David Moyes unintentionally broke another record in his first season in charge of Manchester United today; becoming the first manager to oversee a defeat to Stoke City in 30 years. The visitors fell behind to a fortuitous Charlie Adam free-kick and the former-Liverpool man capped a battling display by Mark Hugehes side with a stunning winner into the top corner of David De Gea’s goal, whist United suffered from familiar ailments, even with Juan Mata accompanying Wayne Rooney and Robin Van Persie in the starting line-up. Here’s what we made of it;
United are not making their own luck
There’s no doubt that losing two centre-backs to injury in the space of one half of football constitutes a bit of misfortune. Having to shuffle Wayne Rooney into central midfield and utilise Michael Carrick as a makeshift centre-back is far from ideal, either. The unfortunate deflection for Charlie Adam’s first goal hardly helped matters, either. But don’t get sucked into the trap of thinking that these issues conspired to cost United the match.
The visitors had over half an hour to impose their will on the game before Phil Jones was stretchered off and the best part of forty minutes after Adam’s second goal, and only managed a spell of possession laced with some consistent threat in stoppage time at the end of the game. Simply put, United weren’t good enough for most of this game. They failed to create many telling chances, sent cross after useless cross into Stoke’s welcoming arms and failed to find a killer pass or touch on the rare occasions that they managed to squeeze their way through the home side’s ranks.
The tactical reshuffle prompted by Jones’ injury hardly helped Moyes’ cause, with Danny Welbeck struggling in an unbalanced attack and Rooney unable to influence proceedings from so far back. Mata, shunted out wide, fared little better, and given Darren Fletcher was sat on the bench, it’s stunning that he wasn’t brought in to allow United’s attacking players to excel in more familiar roles. Simply put, United weren’t unlucky; they simply weren’t good enough.

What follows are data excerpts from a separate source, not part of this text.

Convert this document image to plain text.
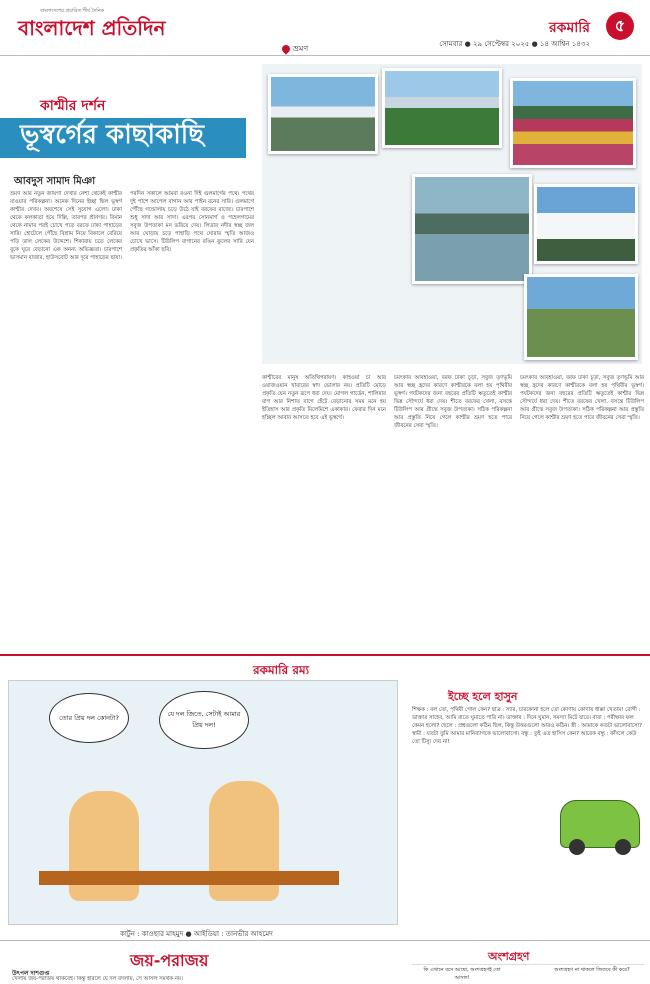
বাংলাদেশের প্রচারিত শীর্ষ দৈনিক
বাংলাদেশ প্রতিদিন
ভ্রমণ
রকমারি	৫
সোমবার ● ২৯ সেপ্টেম্বর ২০২৫ ● ১৪ আশ্বিন ১৪৩২
কাশ্মীর দর্শন
ভূস্বর্গের কাছাকাছি
আবদুস সামাদ মিঞা
ভ্রমণ আর নতুন জায়গা দেখার নেশা থেকেই কাশ্মীর যাওয়ার পরিকল্পনা। অনেক দিনের ইচ্ছা ছিল ভূস্বর্গ কাশ্মীর দেখব। অবশেষে সেই সুযোগ এলো। ঢাকা থেকে কলকাতা হয়ে দিল্লি, তারপর শ্রীনগর। বিমান থেকে নামার পরই চোখে পড়ে বরফে ঢাকা পাহাড়ের সারি। হোটেলে পৌঁছে বিশ্রাম নিয়ে বিকালে বেরিয়ে পড়ি ডাল লেকের উদ্দেশে। শিকারায় চড়ে লেকের বুকে ঘুরে বেড়ানো এক অনন্য অভিজ্ঞতা। চারপাশে ভাসমান বাজার, হাউসবোট আর দূরে পাহাড়ের ছায়া।
পরদিন সকালে আমরা রওনা দিই গুলমার্গের পথে। পথের দুই পাশে আপেল বাগান আর পাইন বনের সারি। গুলমার্গে পৌঁছে গন্ডোলায় চড়ে উঠে যাই বরফের রাজ্যে। চারপাশে শুধু সাদা আর সাদা। এরপর সোনমার্গ ও পহেলগামের সবুজ উপত্যকা মন ভরিয়ে দেয়। লিডার নদীর স্বচ্ছ জল আর ঘোড়ায় চড়ে পাহাড়ি পথে ঘোরার স্মৃতি আজও চোখে ভাসে। টিউলিপ বাগানের রঙিন ফুলের সারি যেন প্রকৃতির আঁকা ছবি।
কাশ্মীরের মানুষ অতিথিপরায়ণ। কাহওয়া চা আর ওয়াজওয়ান খাবারের স্বাদ ভোলার নয়। প্রতিটি মোড়ে প্রকৃতি যেন নতুন রূপে ধরা দেয়। মোগল গার্ডেন, শালিমার বাগ আর নিশাত বাগে হেঁটে বেড়ানোর সময় মনে হয় ইতিহাস আর প্রকৃতি মিলেমিশে একাকার। ফেরার দিন মনে হচ্ছিল আবার আসতে হবে এই ভূস্বর্গে।
চমৎকার আবহাওয়া, বরফ ঢাকা চূড়া, সবুজ তৃণভূমি আর স্বচ্ছ হ্রদের কারণে কাশ্মীরকে বলা হয় পৃথিবীর ভূস্বর্গ। পর্যটকদের জন্য বছরের প্রতিটি ঋতুতেই কাশ্মীর ভিন্ন সৌন্দর্যে ধরা দেয়। শীতে বরফের খেলা, বসন্তে টিউলিপ আর গ্রীষ্মে সবুজ উপত্যকা। সঠিক পরিকল্পনা আর প্রস্তুতি নিয়ে গেলে কাশ্মীর ভ্রমণ হতে পারে জীবনের সেরা স্মৃতি।
চমৎকার আবহাওয়া, বরফ ঢাকা চূড়া, সবুজ তৃণভূমি আর স্বচ্ছ হ্রদের কারণে কাশ্মীরকে বলা হয় পৃথিবীর ভূস্বর্গ। পর্যটকদের জন্য বছরের প্রতিটি ঋতুতেই কাশ্মীর ভিন্ন সৌন্দর্যে ধরা দেয়। শীতে বরফের খেলা, বসন্তে টিউলিপ আর গ্রীষ্মে সবুজ উপত্যকা। সঠিক পরিকল্পনা আর প্রস্তুতি নিয়ে গেলে কাশ্মীর ভ্রমণ হতে পারে জীবনের সেরা স্মৃতি।
রকমারি রম্য
তোর প্রিয় দল কোনটা?	যে দল জিতে, সেটাই আমার প্রিয় দল!
কার্টুন : কাওছার মাহমুদ ● আইডিয়া : তানভীর আহমেদ
ইচ্ছে হলে হাসুন
শিক্ষক : বল তো, পৃথিবী গোল কেন? ছাত্র : স্যার, চারকোনা হলে তো কোণায় কোণায় ধাক্কা খেতাম! রোগী : ডাক্তার সাহেব, আমি রাতে ঘুমাতে পারি না। ডাক্তার : দিনে ঘুমান, সমস্যা মিটে যাবে। বাবা : পরীক্ষার ফল কেমন হলো? ছেলে : প্রশ্নগুলো কঠিন ছিল, কিন্তু উত্তরগুলো আরও কঠিন। স্ত্রী : আমাকে কতটা ভালোবাসো? স্বামী : যতটা তুমি আমার মানিব্যাগকে ভালোবাসো। বন্ধু : তুই এত হাসিস কেন? আরেক বন্ধু : কাঁদলে কেউ তো টিস্যু দেয় না!
জয়-পরাজয়
উৎপল দাশগুপ্ত
খেলায় জয়-পরাজয় থাকবেই। কিন্তু হারলে যে দল বদলায়, সে আসল সমর্থক নয়।
অংশগ্রহণ
কি এখানে বসে আছো, অংশগ্রহণই তো আসল!
অংশগ্রহণ না থাকলে জিতবে কী করে?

There goes the Mata-factor
If United’s record signing was under any illusions as to the difficulties his new club were experiencing, today’s loss should have laid them bare. The Spaniard, ever willing to chase the ball found himself in the Rooney role far too often; dropping deep and chasing the ball down, trying to make something happen. Mata was able to play some useful passes but so crowded was Stoke’s penalty area it was difficult to provide anything clinical. What’s most telling is that even with United’s biggest threat’s starting together for the first time (bar Adnan Januzaj), they created so little.
On the bright side, Mata is at least one of us, now.
Moyes’ post-match-mortems are not helping his cause
There’s no alternate that exists where United fully deserved all three points today, yet David Moyes insists on marking his charges out to be plucky losers. This is yet another defeat by a single goal, a fourth this calendar year, so the results fit at least, but the performances do not. United are simply not doing enough in these tight contests; not enough chances are created, not enough pressure placed on supposedly inferior opponents and not nearly enough fight is shown when behind. Whether you’re behind the manager or not, there’s no denying that Moyes is not doing himself any favours by distorting reality, especially when the prospect of a fourth-place finish is beginning to look remote.
Van Persie has returned in sharp fashion
After a lay-off almost two months in length, the return of Robin Van Persie to the United line-up is a rare bright spots in an ever-greying sky. Thus far, the Dutchman has had two decent opportunities to score, and hit the target on both occasions. His sharpness when provided with the ball has been heartening. Just a shame that his colleagues aren’t able to find him in dangerous positions more often.
The season may not improve
Apologies for not being a bastion of positivity, but at this stage, after another loss in which the same limitations and issues are highlighted repeatedly, with the January transfer window long gone, you have to wonder if United’s season will end on anything approaching a high-note. Given that if this current form continues then the club’s best hope of Champions League qualification will be to win the competition itself, well…
If there were more positive signs, more chances being created and less groan-inducing adherence to a single strategy played over and over in the hope of breaking down dogged opponents then perhaps this wouldn’t have been such a negative afternoon. But this defeat to Stoke has simply further exacerbated the situation and brought United’s problems into even sharper relief. If Moyes doesn’t find a way to turn things around soon, then there’s a chance he won’t be around much longer at all.